Abstract ID: 333
Part of General Paper Session (Other abstracts in this session)
Authors: Stamou, Anastasia G.; Maroniti, Katerina S.; Dinas, Konstantinos D.
Submitted by: Stamou, Anastasia G. (University of Western Macedonia, Greece)
In the present paper, we analyze how a popular Greek TV series mediates the urban vs. rural dipole through the construction of contrasting female identities. Despite the wealth of sociolinguistic studies on gender identity construction in interpersonal settings, limited research has been directed to mediated contexts (e.g. Behm 2009). Drawing upon the “identities in interaction” sociocultural linguistic model of Bucholz & Hall (2005) plus the ethnomethodological tool of “Membership Categorization Analysis” (Sacks 1992), the analysis indicates that the TV series constructs a rather schematic construction of the world by conflating the Membership Categorization Devices of “gender” and “geography”. Specifically, the category of “traditional woman”, as incarnated by the villager Stavroula, is contrasted to that of “progressive woman”, as represented by the “Athenian” Hara. Rurality is negatively associated with conservatism and oppression of women, while urbanity is attached to the positive values of progress and female emancipation. Consequently, the TV series seems to echo the naturalized binary opposition between “rural”/ “provincial” vs. “urban”/ “cosmopolitan” knitted to the construction of modernity (Bauman & Briggs 2003). However, it rather negotiates this dipole, being placed into a late modern socio-cultural context. The male protagonist and mayor of the village where the plot revolves is represented as being hostile towards urban modernity. Moreover, Hara is depicted through the category of “city person”, who holds a distorted and idealistic view of rurality, characterizing post-industrial urban people with no experience of rural life (the “rural idyll”: Cloke & Milbourne 1992). At stylistic level, the TV series does not depict, as probably expected, a straightforward relationship between rural (traditional) female identities and feminine speech style on the one hand, and urban (progressive) female identities and masculine style of talk on the other, but treats the two symbolic resources as forming a stylistic continuum along which TV characters are positioned during the display of their gender identities in specific fictional contexts. The contrasting gender identities are further constructed through other sociolinguistic resources, including specialized lexis of foods and drinks in English, Italian and French (category of “modern woman of the city”) vs. terminology of pests (category of “traditional woman of the country”).
Acknowledgement
The present research has been funded by the Greek research program Thalis (2011-2015), entitled: “Linguistic variation and language ideologies in mass cultural texts: Design, development and assessment of learning material for critical language awareness”.
References
Bauman, Richard, & Briggs, Charles L. (2003). Voices of modernity: Language ideologies and the politics of inequality. Cambridge: Cambridge University Press.

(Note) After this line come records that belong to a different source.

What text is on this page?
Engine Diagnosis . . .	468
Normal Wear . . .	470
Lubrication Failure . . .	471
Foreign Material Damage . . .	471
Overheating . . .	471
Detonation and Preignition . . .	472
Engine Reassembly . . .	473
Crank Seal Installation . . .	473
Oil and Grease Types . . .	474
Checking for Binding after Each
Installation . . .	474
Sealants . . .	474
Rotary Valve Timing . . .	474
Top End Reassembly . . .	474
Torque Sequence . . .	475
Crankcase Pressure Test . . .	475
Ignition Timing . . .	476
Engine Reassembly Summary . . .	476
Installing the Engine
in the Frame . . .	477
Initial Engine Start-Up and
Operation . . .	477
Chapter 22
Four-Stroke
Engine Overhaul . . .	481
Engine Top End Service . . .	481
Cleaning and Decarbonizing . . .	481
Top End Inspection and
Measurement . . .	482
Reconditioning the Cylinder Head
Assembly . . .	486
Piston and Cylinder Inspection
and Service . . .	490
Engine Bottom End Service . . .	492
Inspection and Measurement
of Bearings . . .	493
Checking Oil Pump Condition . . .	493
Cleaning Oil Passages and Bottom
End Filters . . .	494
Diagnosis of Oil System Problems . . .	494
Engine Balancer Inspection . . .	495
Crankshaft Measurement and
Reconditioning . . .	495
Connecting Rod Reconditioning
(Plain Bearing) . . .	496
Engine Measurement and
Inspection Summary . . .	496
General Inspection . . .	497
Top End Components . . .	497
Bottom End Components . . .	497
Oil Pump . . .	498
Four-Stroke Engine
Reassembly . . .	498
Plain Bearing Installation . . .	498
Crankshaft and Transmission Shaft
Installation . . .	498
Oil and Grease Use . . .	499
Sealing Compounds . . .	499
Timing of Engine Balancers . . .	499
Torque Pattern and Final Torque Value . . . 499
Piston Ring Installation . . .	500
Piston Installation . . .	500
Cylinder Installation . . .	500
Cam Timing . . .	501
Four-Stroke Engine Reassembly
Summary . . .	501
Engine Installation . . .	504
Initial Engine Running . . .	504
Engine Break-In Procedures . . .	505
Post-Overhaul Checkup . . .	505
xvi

Behm, Juliane (2009). The representation of gender-specific conversational behavior in informal talk: A pragmatic analysis of the American television series “Sex and the City”.Examination thesis, Universität Rostock (http://www.hausarbeiten.de/faecher/vorschau/145958.html) (retrieved on 15th April 2011).
Bucholtz, Mary, & Hall, Kira (2005). Identity and interaction: A sociocultural linguistic approach. Discourse Studies, 7, 584–614.
Cloke, Paul, & Milbourne, Paul (1992). Deprivation and lifestyles in rural Wales II: Rurality and the cultural dimension. Journal of Rural Studies, 8, 359–371.
Sacks, Harvey (1992). Lectures on conversation I, II. In Gail Jefferson (Ed.), Oxford: Blackwell.